SDB: Sometimes you read that sort of stuff. I am living proof that it is total nonsense.
JN: Talk about your journey as a trans person for our readers.
SDB: I think most trans folk know they are trans from a very early age. I certainly did. In 1960 that was very verboten. That wasn’t talked about back then. Parents of today can see a lot of signs that my parents did not pick up on. Our world is much less gender specific these days.
That was something I repressed in myself for a very long time. Being in New York at college I did my share of experimenting. In my mid thirties I made the decision to transition. It was very difficult. I was a fairly well known pianist and was teaching at a Manhattan school. I knew there would be a heavy price to pay for that. It was heavier than I thought it would be. I was basically unemployable for a number of years, which is the main reason I moved to Canada. I couldn’t get concert bookings or a decent teaching job in the United States. This was back in 1998.
While missing Barack Obama I watched things evolve a bit. I think the Canadians have been ahead of us for a long time in regard to social justice issues. I had a fine teaching job there and did a lot of playing concerts during those years. I am pretty well known up in Canada now, so that has been a plus. Now gay marriage has evolved and trans people are very much in the press. We are not hiding in closets anymore.
When an opportunity came to come back I jumped on it. I was very homesick. I was very happy to come back.
JN: Welcome back!
SDB: Now if we can just get that orange rug out of the White House everything will be just fine!
JN: Have you played with Sinfonietta before?
SDB: I have not, this is my first time. I have worked with guest conductor Michael Morgan a lot. We have played several concerts in California. He has had his own difficult journey as a Black, gay man becoming a conductor in the United States. He’s a great protege of Leonard Bernstein as a young man. Because we have a commonality of struggles and strife I think that resonates with him. I don’t think we have ever talked about that.
It feels good to make music with him. He’s a very dynamic conductor and a fun guy. He asked me to do this concert with him and I jumped at it. I think it’s a great idea for a concert with a lot of great music on it.
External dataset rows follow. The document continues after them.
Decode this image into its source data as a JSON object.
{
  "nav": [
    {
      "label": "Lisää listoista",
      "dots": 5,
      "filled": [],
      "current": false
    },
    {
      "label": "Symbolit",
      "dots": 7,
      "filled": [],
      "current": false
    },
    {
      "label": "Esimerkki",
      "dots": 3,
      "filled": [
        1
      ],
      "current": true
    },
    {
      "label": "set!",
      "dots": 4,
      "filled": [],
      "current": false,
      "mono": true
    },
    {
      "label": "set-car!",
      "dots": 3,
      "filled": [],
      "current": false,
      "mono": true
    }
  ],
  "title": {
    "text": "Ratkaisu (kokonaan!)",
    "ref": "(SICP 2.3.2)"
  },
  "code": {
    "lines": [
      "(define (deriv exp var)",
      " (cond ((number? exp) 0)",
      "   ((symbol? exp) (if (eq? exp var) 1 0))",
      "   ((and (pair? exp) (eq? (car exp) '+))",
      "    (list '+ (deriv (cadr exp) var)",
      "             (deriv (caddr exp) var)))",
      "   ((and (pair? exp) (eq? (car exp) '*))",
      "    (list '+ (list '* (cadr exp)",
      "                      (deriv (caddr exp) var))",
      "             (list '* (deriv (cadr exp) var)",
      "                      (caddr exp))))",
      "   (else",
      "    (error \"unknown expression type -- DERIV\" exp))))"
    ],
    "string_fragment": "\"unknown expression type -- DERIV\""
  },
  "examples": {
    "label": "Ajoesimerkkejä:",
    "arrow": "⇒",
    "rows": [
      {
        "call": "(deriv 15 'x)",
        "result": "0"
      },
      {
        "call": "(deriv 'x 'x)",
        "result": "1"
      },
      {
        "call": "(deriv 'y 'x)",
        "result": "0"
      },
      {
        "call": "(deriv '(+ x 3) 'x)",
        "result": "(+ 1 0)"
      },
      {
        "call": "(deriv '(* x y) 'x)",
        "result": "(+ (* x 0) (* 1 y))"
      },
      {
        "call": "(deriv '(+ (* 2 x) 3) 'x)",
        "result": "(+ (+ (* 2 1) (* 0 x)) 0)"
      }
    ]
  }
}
I think it will be a wonderful event!
JN: Are you a West Side Story fan?
SDB: I lived West Side Story, both parts in fact! Bernstein is one of those great geniuses. He’s a man of incredible talent.
JN: I saw there is a Matthew Shepard section.
SDB: That is the sort of thing that should never be forgotten. We have to have our icons. Some of them are heroic and some are tragic. We have to keep that front and center, and not let people forget.
JN: How do you warm up for a concert?
SDB: Hopefully there is a piano backstage where I can noodle around for a bit before the performance. I hate to go out cold. It is as much a physical experience as a mental experience. I have to be in a certain mindset and my body has to be loose. There are plenty of times that I am traveling and there is not that kind of luxury. I have to cope with the reality of walking onstage cold with a piano I have never tried. I just sit down and do my job.
JN: They used to pop their knuckles before playing. Do you do that?
SDB: No. I think that is only in the movies!